The slow but steady rise in stablecoin prices indicates that native cryptocurrency investors have not left—they are watching, waiting, and preparing.

This is one of the most obvious reasons why the current market structure is inconsistent with a full-blown market crash. In a true bear market, funds don’t stay in stablecoins—they completely exit the entire ecosystem.

What does this mean for the cycle? Based on the above analysis, the market has not signaled the start of a new long-term bear market. On the contrary, the market seems to be experiencing:

Mid-cycle adjustment + valuation reset.

It shares many characteristics with the pullback in early 2025:

Fear rather than euphoria Reduce ETF exposure Stablecoin accumulation drastically corrected lateral movement The market is still searching for direction, but early signs suggest that this phase is closer to consolidation than a crash.
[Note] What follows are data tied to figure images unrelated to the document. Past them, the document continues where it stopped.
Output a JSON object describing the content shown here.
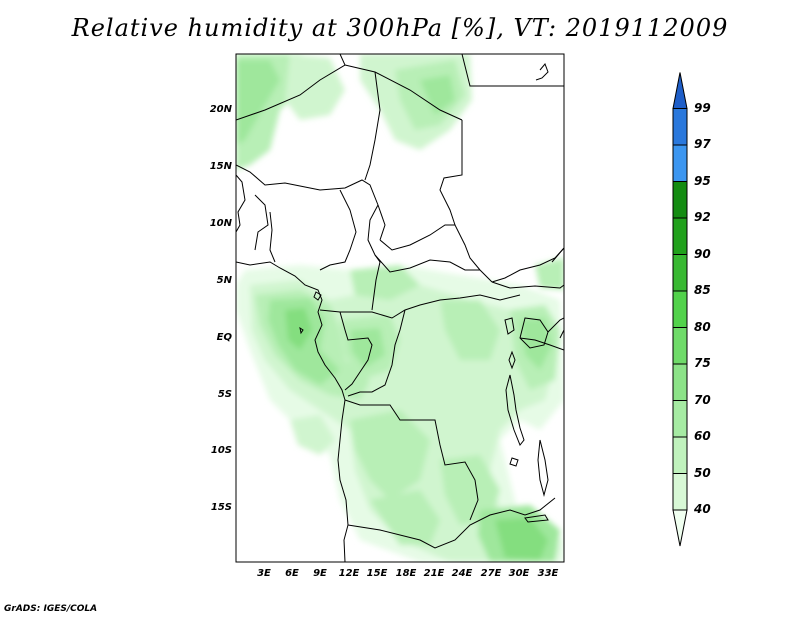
{
  "title": "Relative humidity at 300hPa [%], VT: 2019112009",
  "credit": "GrADS: IGES/COLA",
  "map": {
    "lat_labels": [
      "20N",
      "15N",
      "10N",
      "5N",
      "EQ",
      "5S",
      "10S",
      "15S"
    ],
    "lon_labels": [
      "3E",
      "6E",
      "9E",
      "12E",
      "15E",
      "18E",
      "21E",
      "24E",
      "27E",
      "30E",
      "33E"
    ],
    "field_colors": {
      "40-50": "#e6fbe6",
      "50-60": "#d0f5cf",
      "60-70": "#b8efb6",
      "70-75": "#9fe79c",
      "75-80": "#84de7f"
    },
    "coastline_color": "#000000"
  },
  "colorbar": {
    "levels": [
      "40",
      "50",
      "60",
      "70",
      "75",
      "80",
      "85",
      "90",
      "92",
      "95",
      "97",
      "99"
    ],
    "colors": [
      "#f0fff0",
      "#d8f8d6",
      "#c0f2bd",
      "#a6eba3",
      "#8ce388",
      "#6fdb69",
      "#52d24b",
      "#38b832",
      "#21a11c",
      "#148c12",
      "#3c96f0",
      "#2a78dc",
      "#1e5ec8"
    ]
  }
}
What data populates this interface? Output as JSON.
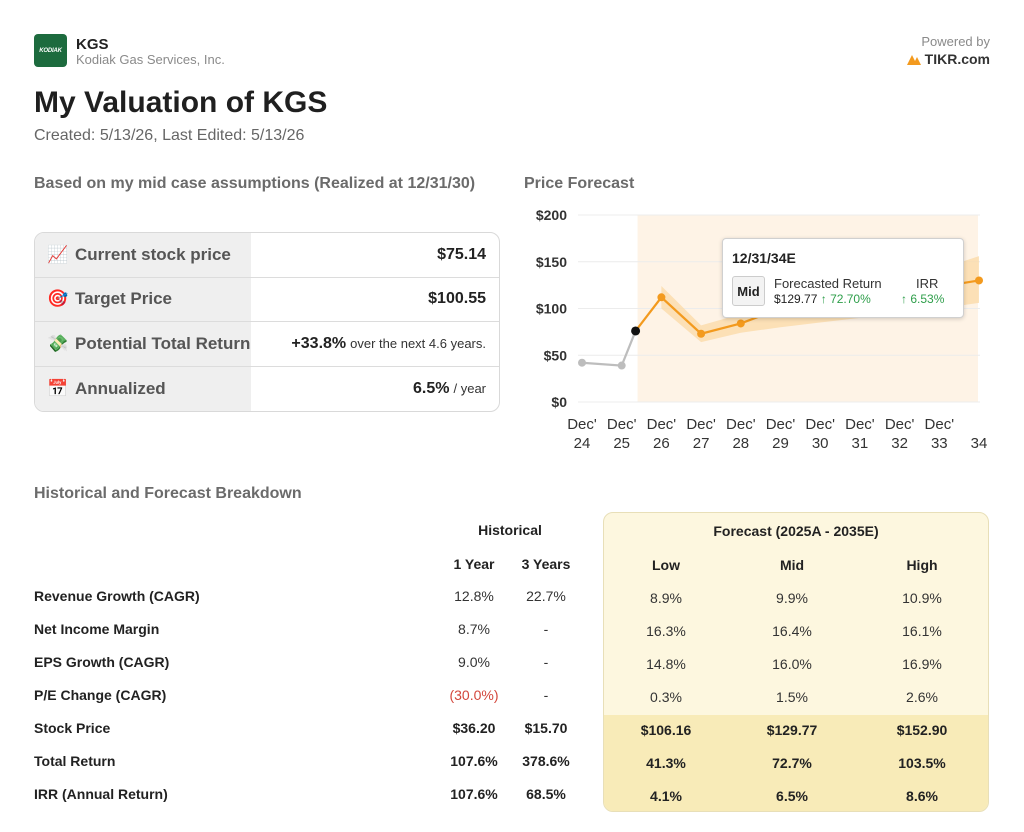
{
  "header": {
    "logo_text": "KODIAK",
    "ticker": "KGS",
    "company": "Kodiak Gas Services, Inc.",
    "powered_by": "Powered by",
    "brand": "TIKR.com",
    "title": "My Valuation of KGS",
    "subtitle": "Created: 5/13/26, Last Edited: 5/13/26"
  },
  "summary": {
    "section_title": "Based on my mid case assumptions (Realized at 12/31/30)",
    "rows": [
      {
        "icon": "chart-up-icon",
        "emoji": "📈",
        "label": "Current stock price",
        "value": "$75.14",
        "suffix": ""
      },
      {
        "icon": "target-icon",
        "emoji": "🎯",
        "label": "Target Price",
        "value": "$100.55",
        "suffix": ""
      },
      {
        "icon": "money-icon",
        "emoji": "💸",
        "label": "Potential Total Return",
        "value": "+33.8%",
        "suffix": "over the next 4.6 years."
      },
      {
        "icon": "calendar-icon",
        "emoji": "📅",
        "label": "Annualized",
        "value": "6.5%",
        "suffix": "/ year"
      }
    ]
  },
  "forecast_chart": {
    "section_title": "Price Forecast",
    "tooltip": {
      "date": "12/31/34E",
      "badge": "Mid",
      "col1_header": "Forecasted Return",
      "col2_header": "IRR",
      "price": "$129.77",
      "return": "↑ 72.70%",
      "irr": "↑ 6.53%"
    }
  },
  "chart_data": {
    "type": "line",
    "x": [
      "Dec' 24",
      "Dec' 25",
      "Dec' 26",
      "Dec' 27",
      "Dec' 28",
      "Dec' 29",
      "Dec' 30",
      "Dec' 31",
      "Dec' 32",
      "Dec' 33",
      "34"
    ],
    "x_tick_top": [
      "Dec'",
      "Dec'",
      "Dec'",
      "Dec'",
      "Dec'",
      "Dec'",
      "Dec'",
      "Dec'",
      "Dec'",
      "Dec'",
      ""
    ],
    "x_tick_bottom": [
      "24",
      "25",
      "26",
      "27",
      "28",
      "29",
      "30",
      "31",
      "32",
      "33",
      "34"
    ],
    "y_ticks": [
      "$200",
      "$150",
      "$100",
      "$50",
      "$0"
    ],
    "y_tick_values": [
      200,
      150,
      100,
      50,
      0
    ],
    "ylim": [
      0,
      200
    ],
    "series": [
      {
        "kind": "historical",
        "color": "#bdbdbd",
        "x": [
          0,
          1,
          1.35
        ],
        "y": [
          42,
          39,
          76
        ]
      },
      {
        "kind": "forecast",
        "color": "#f39a1e",
        "x": [
          1.35,
          2,
          3,
          4,
          4.5,
          10
        ],
        "y": [
          76,
          112,
          73,
          84,
          92,
          130
        ]
      }
    ],
    "band": {
      "x": [
        2,
        3,
        4,
        5,
        6,
        7,
        8,
        9,
        10
      ],
      "low": [
        100,
        64,
        74,
        80,
        85,
        90,
        95,
        100,
        106
      ],
      "high": [
        124,
        82,
        94,
        102,
        110,
        120,
        130,
        142,
        156
      ]
    },
    "current_point": {
      "x": 1.35,
      "y": 76
    },
    "forecast_region_start": 1.4,
    "grid": true,
    "colors": {
      "historical": "#bdbdbd",
      "forecast": "#f39a1e",
      "band": "#fbd9a6",
      "region": "#fef3e6",
      "current": "#111111"
    }
  },
  "breakdown": {
    "section_title": "Historical and Forecast Breakdown",
    "historical_header": "Historical",
    "forecast_header": "Forecast (2025A - 2035E)",
    "hist_cols": [
      "1 Year",
      "3 Years"
    ],
    "fc_cols": [
      "Low",
      "Mid",
      "High"
    ],
    "rows": [
      {
        "label": "Revenue Growth (CAGR)",
        "h1": "12.8%",
        "h3": "22.7%",
        "low": "8.9%",
        "mid": "9.9%",
        "high": "10.9%"
      },
      {
        "label": "Net Income Margin",
        "h1": "8.7%",
        "h3": "-",
        "low": "16.3%",
        "mid": "16.4%",
        "high": "16.1%"
      },
      {
        "label": "EPS Growth (CAGR)",
        "h1": "9.0%",
        "h3": "-",
        "low": "14.8%",
        "mid": "16.0%",
        "high": "16.9%"
      },
      {
        "label": "P/E Change (CAGR)",
        "h1": "(30.0%)",
        "h3": "-",
        "low": "0.3%",
        "mid": "1.5%",
        "high": "2.6%"
      },
      {
        "label": "Stock Price",
        "h1": "$36.20",
        "h3": "$15.70",
        "low": "$106.16",
        "mid": "$129.77",
        "high": "$152.90"
      },
      {
        "label": "Total Return",
        "h1": "107.6%",
        "h3": "378.6%",
        "low": "41.3%",
        "mid": "72.7%",
        "high": "103.5%"
      },
      {
        "label": "IRR (Annual Return)",
        "h1": "107.6%",
        "h3": "68.5%",
        "low": "4.1%",
        "mid": "6.5%",
        "high": "8.6%"
      }
    ]
  }
}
What needs to be done next? To confirm a market recovery, one last signal is needed—and that signal is not Bitcoin.

It is the flow of funds in the Ethereum ETF.

If Ethereum begins to show a consistent 10-day average inflow of $1 billion or more per day, this would indicate a return of confidence, not just curiosity. This would mark a shift from hesitation to conviction and could confirm the end of the pullback.

Prior to this, the most reasonable expectation is that the market will continue to fluctuate, further test support levels, and gradually accumulate strength before finally taking the next decisive step.

Final view Despite the uncertainties, the current structure points to continuation rather than reversal. The cycle is not over, but rather readjusting. Traditional capital is rotating cautiously, while cryptocurrency-native capital is on the sidelines. The market is approaching a point where it must give way to a clearer direction.

in other words:

This is not the beginning of a bear market.

This is a time in a bull market where only those with unwavering conviction remain clear-headed, while everyone else waits for evidence.

This article is sourced from the internet: BTC ETFs are facing selling pressure, but it’s not a bear market yet.